Combating the legal obstacles is a little more cut-and-dry because in AR 601-210 and the National Guard’s accompanying documents, the Accessions Options Criteria and the Annex A as well as other regulatory guidance that comes out, it lets us know what we can work with, as far as having a legal background and what we cannot. However, I found that I never really had many problems with interested individuals having legal backgrounds beyond anything more than traffic violations, an occasional single DUI or drug charge – and yes, you can have a whole bunch of traffic tickets and still be able to enlist as an 88M Motor Transport Operator (truck driver), although I tended to steer bad drivers away from that MOS (no pun intended). But, I knew that pretty much anything beyond that, I probably was not going to work with that person anyway because I knew I would not want someone with multiple assaults, theft or domestic violence charges in my squad, so I wouldn’t bother. I cannot speak for other recruiters or other branches of the military, but as a student of history and of languages, I tend to pay attention to the patterns.
It is combating that obstacle of public perceptions that is the most difficult, but I found that I dealt with it two-fold – as a member of the military, and as a recruiter. This is one reason why we, as recruiters, need to be judicious about who we enlist and also not deceive or lie to people we work with. So, this essentially comes down to trust, as it ties into public perception. For starters, one of the best compliments I have ever received in my life was from an undergraduate philosophy professor at Ohio U, who told me that I dispelled every pre-conceived notion he had about people in the military. But because of my relative size (I’m 5’6” and 145 lbs), I do not exactly come off as that hard-charging, flag-waving recruiter, which is good, because that has never been my style.
Instead, I tried to make myself an example, to my soldiers, to my students and now to my recruits. When working with parents and teachers and guidance counselors, it is a similar thing. One soldier’s dad told me in an initial interview (he was prior service) that I was completely unlike any recruiter he had ever met. Several of my teacher and guidance counselor friends at my old schools have echoed similar things. They and my old boss told me that I recruit different kinds of people/soldiers than what they anticipate – actually, a lot of my old recruits have contacted me too and told me that they never could have seen themselves in the military or never even considered it until they met someone just like them – bookish, athletic-ish and trying to figure out how to pay for college.
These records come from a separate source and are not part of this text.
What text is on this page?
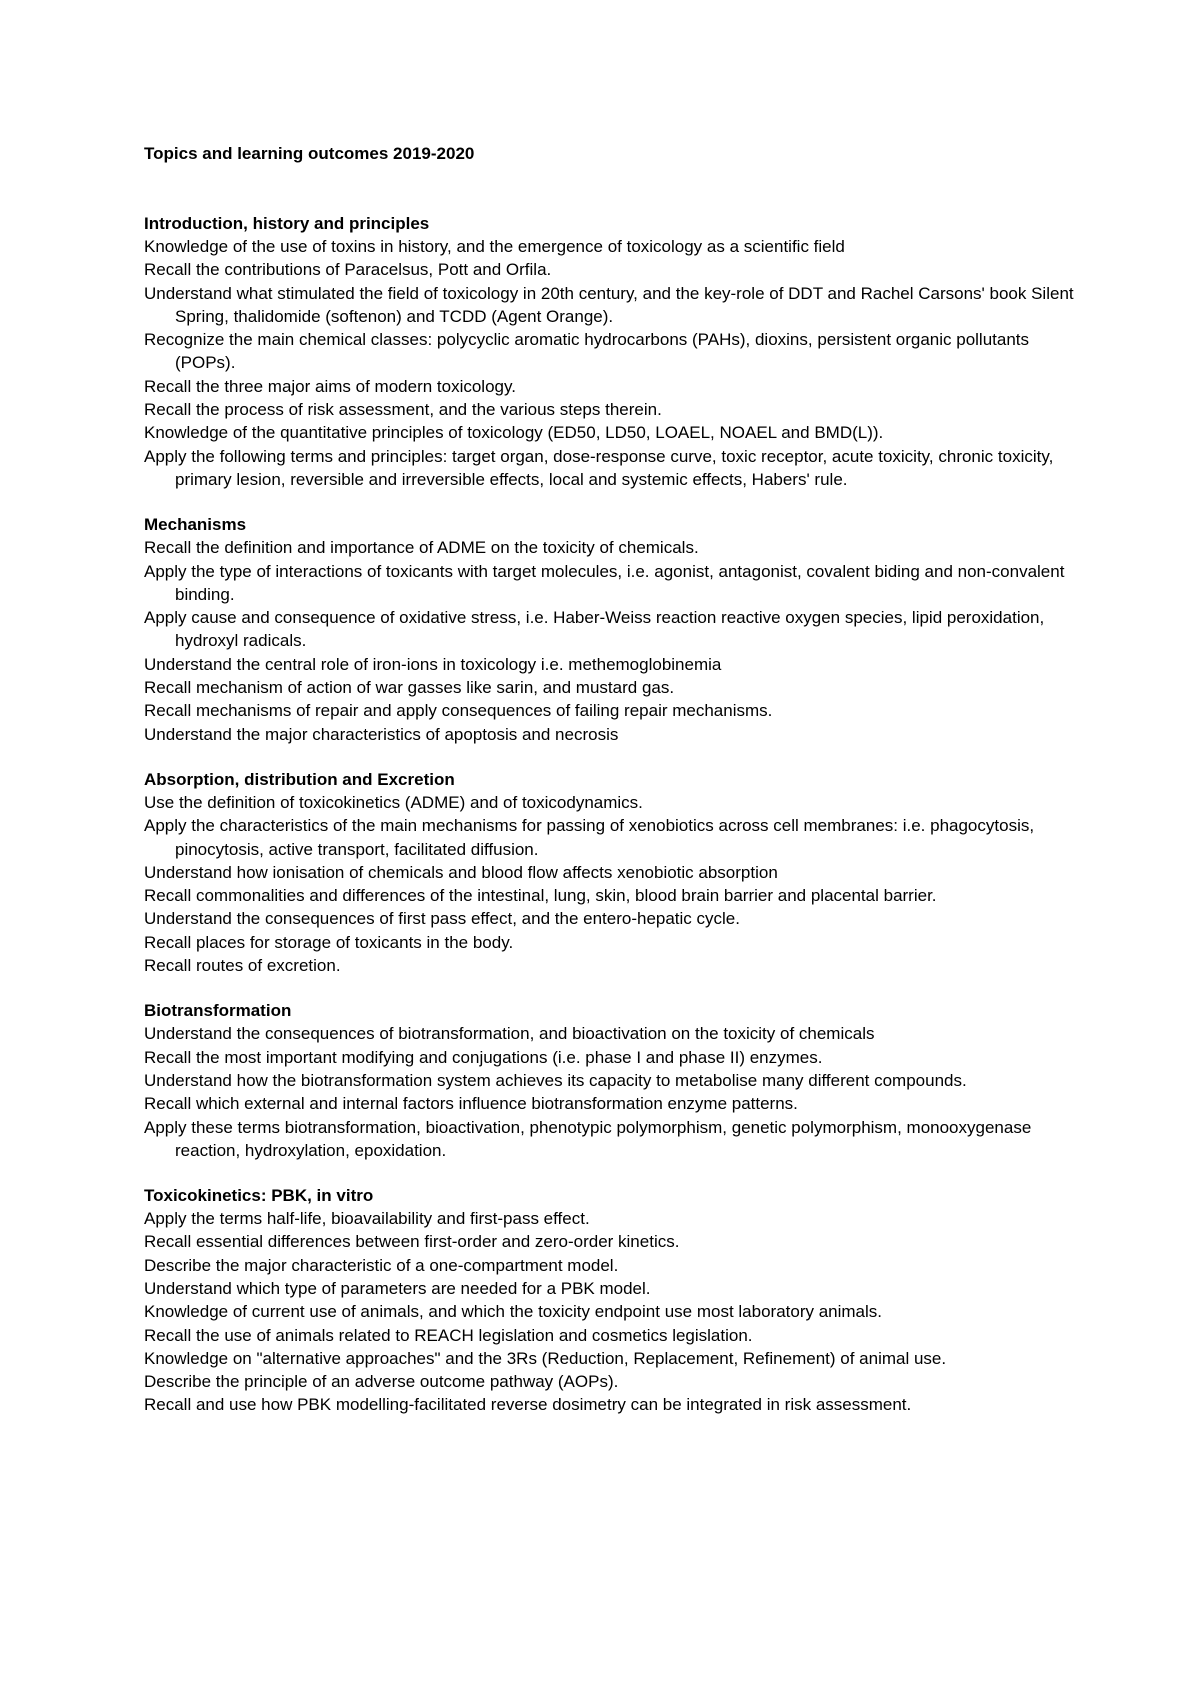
Topics and learning outcomes 2019-2020
Introduction, history and principles
Knowledge of the use of toxins in history, and the emergence of toxicology as a scientific field
Recall the contributions of Paracelsus, Pott and Orfila.
Understand what stimulated the field of toxicology in 20th century, and the key-role of DDT and Rachel Carsons' book Silent Spring, thalidomide (softenon) and TCDD (Agent Orange).
Recognize the main chemical classes: polycyclic aromatic hydrocarbons (PAHs), dioxins, persistent organic pollutants (POPs).
Recall the three major aims of modern toxicology.
Recall the process of risk assessment, and the various steps therein.
Knowledge of the quantitative principles of toxicology (ED50, LD50, LOAEL, NOAEL and BMD(L)).
Apply the following terms and principles: target organ, dose-response curve, toxic receptor, acute toxicity, chronic toxicity, primary lesion, reversible and irreversible effects, local and systemic effects, Habers' rule.
Mechanisms
Recall the definition and importance of ADME on the toxicity of chemicals.
Apply the type of interactions of toxicants with target molecules, i.e. agonist, antagonist, covalent biding and non-convalent binding.
Apply cause and consequence of oxidative stress, i.e. Haber-Weiss reaction reactive oxygen species, lipid peroxidation, hydroxyl radicals.
Understand the central role of iron-ions in toxicology i.e. methemoglobinemia
Recall mechanism of action of war gasses like sarin, and mustard gas.
Recall mechanisms of repair and apply consequences of failing repair mechanisms.
Understand the major characteristics of apoptosis and necrosis
Absorption, distribution and Excretion
Use the definition of toxicokinetics (ADME) and of toxicodynamics.
Apply the characteristics of the main mechanisms for passing of xenobiotics across cell membranes: i.e. phagocytosis, pinocytosis, active transport, facilitated diffusion.
Understand how ionisation of chemicals and blood flow affects xenobiotic absorption
Recall commonalities and differences of the intestinal, lung, skin, blood brain barrier and placental barrier.
Understand the consequences of first pass effect, and the entero-hepatic cycle.
Recall places for storage of toxicants in the body.
Recall routes of excretion.
Biotransformation
Understand the consequences of biotransformation, and bioactivation on the toxicity of chemicals
Recall the most important modifying and conjugations (i.e. phase I and phase II) enzymes.
Understand how the biotransformation system achieves its capacity to metabolise many different compounds.
Recall which external and internal factors influence biotransformation enzyme patterns.
Apply these terms biotransformation, bioactivation, phenotypic polymorphism, genetic polymorphism, monooxygenase reaction, hydroxylation, epoxidation.
Toxicokinetics: PBK, in vitro
Apply the terms half-life, bioavailability and first-pass effect.
Recall essential differences between first-order and zero-order kinetics.
Describe the major characteristic of a one-compartment model.
Understand which type of parameters are needed for a PBK model.
Knowledge of current use of animals, and which the toxicity endpoint use most laboratory animals.
Recall the use of animals related to REACH legislation and cosmetics legislation.
Knowledge on "alternative approaches" and the 3Rs (Reduction, Replacement, Refinement) of animal use.
Describe the principle of an adverse outcome pathway (AOPs).
Recall and use how PBK modelling-facilitated reverse dosimetry can be integrated in risk assessment.
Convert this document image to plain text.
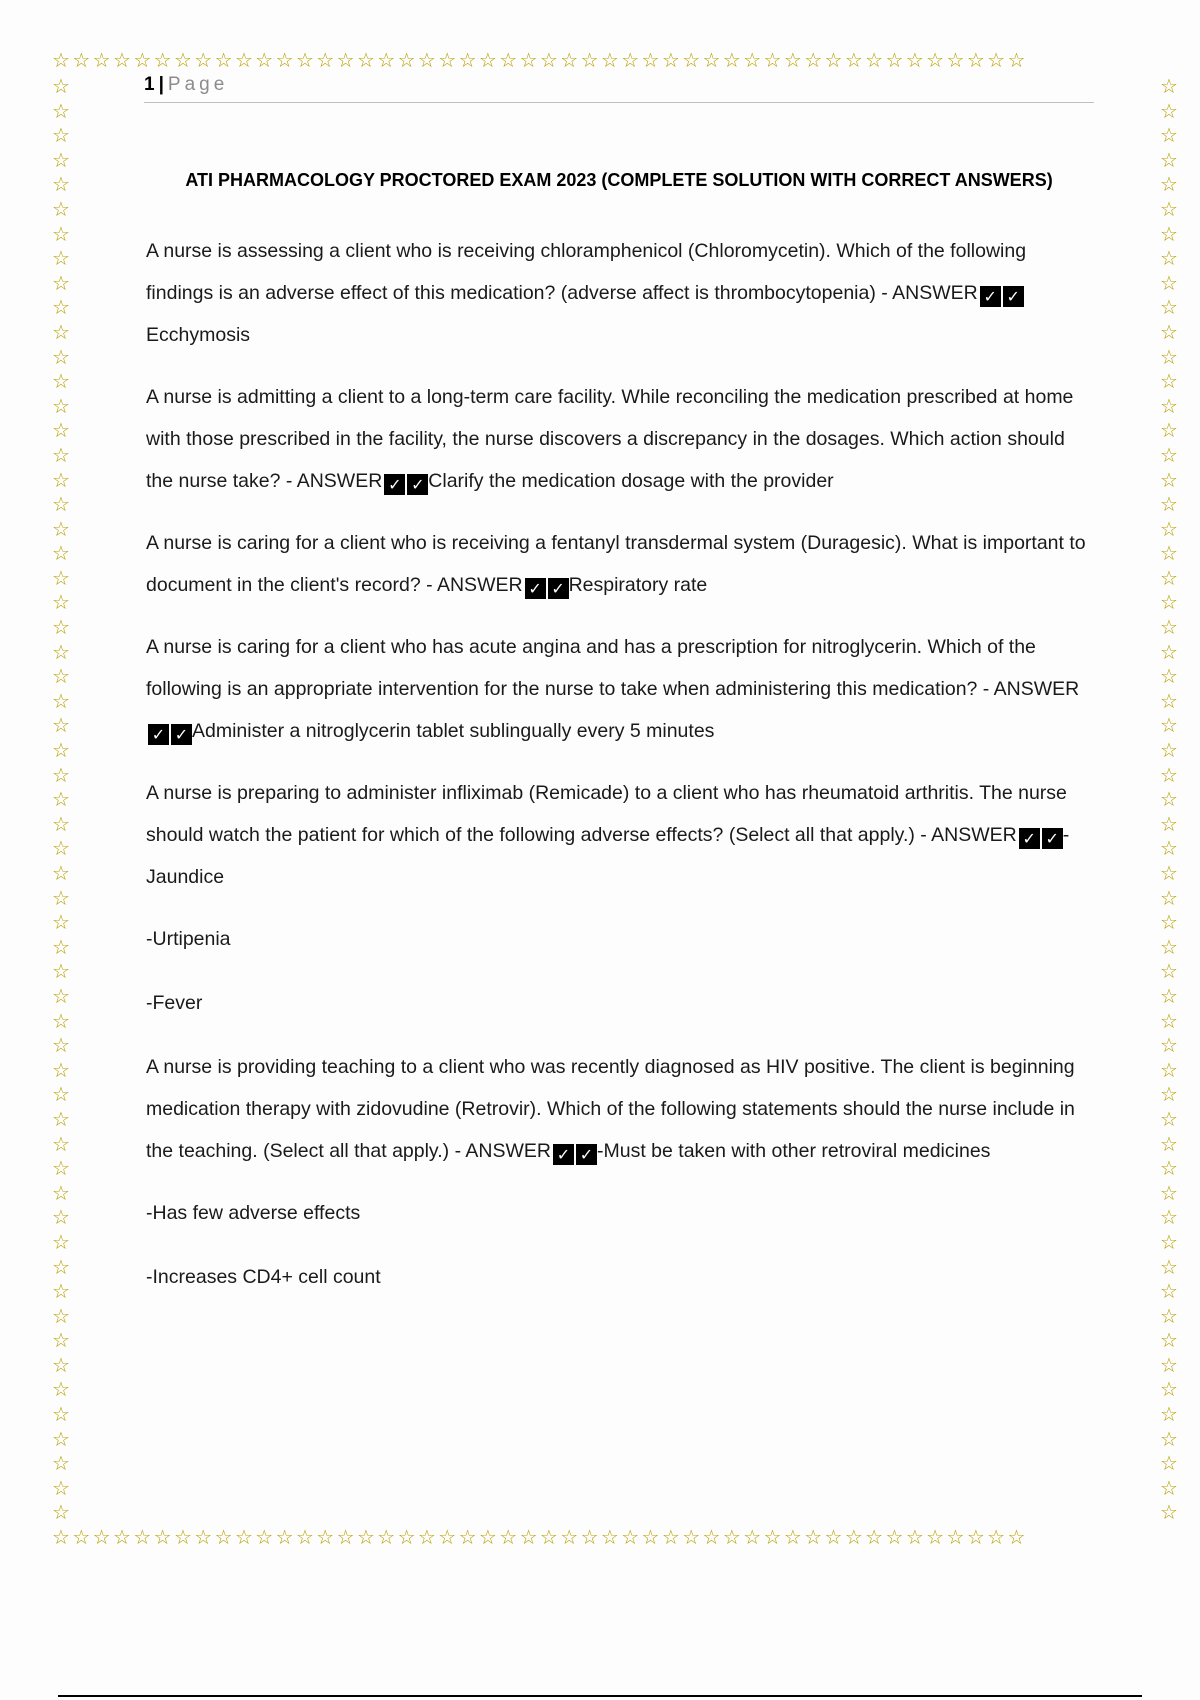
☆☆☆☆☆☆☆☆☆☆☆☆☆☆☆☆☆☆☆☆☆☆☆☆☆☆☆☆☆☆☆☆☆☆☆☆☆☆☆☆☆☆☆☆☆☆☆☆
☆☆☆☆☆☆☆☆☆☆☆☆☆☆☆☆☆☆☆☆☆☆☆☆☆☆☆☆☆☆☆☆☆☆☆☆☆☆☆☆☆☆☆☆☆☆☆☆
☆☆☆☆☆☆☆☆☆☆☆☆☆☆☆☆☆☆☆☆☆☆☆☆☆☆☆☆☆☆☆☆☆☆☆☆☆☆☆☆☆☆☆☆☆☆☆☆☆☆☆☆☆☆☆☆☆☆☆
☆☆☆☆☆☆☆☆☆☆☆☆☆☆☆☆☆☆☆☆☆☆☆☆☆☆☆☆☆☆☆☆☆☆☆☆☆☆☆☆☆☆☆☆☆☆☆☆☆☆☆☆☆☆☆☆☆☆☆
1 | Page
ATI PHARMACOLOGY PROCTORED EXAM 2023 (COMPLETE SOLUTION WITH CORRECT ANSWERS)
A nurse is assessing a client who is receiving chloramphenicol (Chloromycetin). Which of the following findings is an adverse effect of this medication? (adverse affect is thrombocytopenia) - ANSWER ✓ ✓Ecchymosis
A nurse is admitting a client to a long-term care facility. While reconciling the medication prescribed at home with those prescribed in the facility, the nurse discovers a discrepancy in the dosages. Which action should the nurse take? - ANSWER ✓ ✓ Clarify the medication dosage with the provider
A nurse is caring for a client who is receiving a fentanyl transdermal system (Duragesic). What is important to document in the client's record? - ANSWER ✓ ✓ Respiratory rate
A nurse is caring for a client who has acute angina and has a prescription for nitroglycerin. Which of the following is an appropriate intervention for the nurse to take when administering this medication? - ANSWER✓ ✓ Administer a nitroglycerin tablet sublingually every 5 minutes
A nurse is preparing to administer infliximab (Remicade) to a client who has rheumatoid arthritis. The nurse should watch the patient for which of the following adverse effects? (Select all that apply.) - ANSWER ✓ ✓ -Jaundice
-Urtipenia
-Fever
A nurse is providing teaching to a client who was recently diagnosed as HIV positive. The client is beginning medication therapy with zidovudine (Retrovir). Which of the following statements should the nurse include in the teaching. (Select all that apply.) - ANSWER ✓ ✓ -Must be taken with other retroviral medicines
-Has few adverse effects
-Increases CD4+ cell count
And as I said, this was not really on my radar until my senior year of high school, so I get it. For me, it felt like I had the chance to show people that there should be zero stigmas from being an enlisted person in any branch of the military (but especially the Army National Guard) because before I turned 28, I had completed nine years in the Guard, three overseas tours, a graduate degree, no student loan debt, a myriad of languages and had a lived a fairly full life before I had attended my 10-year high school reunion. The little things that we can do to get rid of McNamara’s stigma and tip the hat to the importance of disciplined initiative drilled into my head at training. Besides, after you graduate from basic training and job training, you really do feel like you can accomplish anything – all obstacles become surmountable.